Application of Iron Oxide-Coated Membranes in Permeable Block Systems for Advanced Removal of Micro- and Nanoplastics

The increasing prevalence of microplastics (MPs) and nanoplastics (NPs) in aquatic environments has raised significant environmental and public health concerns, necessitating the development of effective removal technologies. This study explores the application of iron oxide-coated membrane structures integrated into permeable block systems for the effective removal of MPs and NPs from aqueous media. Iron oxide nanoparticles (IONPs) were synthesized via a simple and cost-effective chemical precipitation method.
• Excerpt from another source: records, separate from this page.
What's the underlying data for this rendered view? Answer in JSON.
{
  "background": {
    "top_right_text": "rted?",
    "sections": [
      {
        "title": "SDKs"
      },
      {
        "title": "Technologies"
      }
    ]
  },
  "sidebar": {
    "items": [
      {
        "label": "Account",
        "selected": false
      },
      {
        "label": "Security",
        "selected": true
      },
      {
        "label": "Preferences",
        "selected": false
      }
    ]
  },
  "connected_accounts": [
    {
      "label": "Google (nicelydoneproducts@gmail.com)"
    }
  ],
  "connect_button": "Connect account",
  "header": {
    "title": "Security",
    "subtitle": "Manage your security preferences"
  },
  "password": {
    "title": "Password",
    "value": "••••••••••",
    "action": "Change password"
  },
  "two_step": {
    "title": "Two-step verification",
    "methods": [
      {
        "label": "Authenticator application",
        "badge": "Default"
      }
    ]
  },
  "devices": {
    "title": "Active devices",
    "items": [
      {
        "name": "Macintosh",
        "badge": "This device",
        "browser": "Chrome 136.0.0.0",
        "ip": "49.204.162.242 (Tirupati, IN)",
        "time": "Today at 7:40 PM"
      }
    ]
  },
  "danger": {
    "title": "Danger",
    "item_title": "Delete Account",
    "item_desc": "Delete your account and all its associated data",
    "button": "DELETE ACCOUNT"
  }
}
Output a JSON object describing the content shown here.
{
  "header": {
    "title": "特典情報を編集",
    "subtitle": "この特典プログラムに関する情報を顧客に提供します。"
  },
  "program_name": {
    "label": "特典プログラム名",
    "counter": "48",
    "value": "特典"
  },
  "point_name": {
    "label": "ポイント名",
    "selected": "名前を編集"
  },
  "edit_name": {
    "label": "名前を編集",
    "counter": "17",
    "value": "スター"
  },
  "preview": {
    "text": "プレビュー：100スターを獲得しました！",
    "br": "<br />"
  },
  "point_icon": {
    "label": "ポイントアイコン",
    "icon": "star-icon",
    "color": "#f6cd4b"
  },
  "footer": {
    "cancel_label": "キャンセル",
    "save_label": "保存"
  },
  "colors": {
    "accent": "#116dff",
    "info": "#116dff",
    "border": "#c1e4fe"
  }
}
In batch experiments, the synthesized IONPs achieved removal efficiencies exceeding 95% within 20 minutes. Afterward, IONPs were uniformly deposited onto membrane surfaces using a spray-coating technique. Removal efficiencies were evaluated for both MPs and NPs across a range of particle sizes and compositions. Results demonstrated that the IONPs coating significantly enhanced the capture efficiency compared to uncoated membranes. Furthermore, the coated membranes demonstrated stable performance over multiple reuse cycles with minimal decline in efficiency. These findings suggest that iron oxide-coated membranes integrated into permeable block systems offer a promising, scalable strategy for mitigating plastic pollution in water treatment and urban runoff management applications.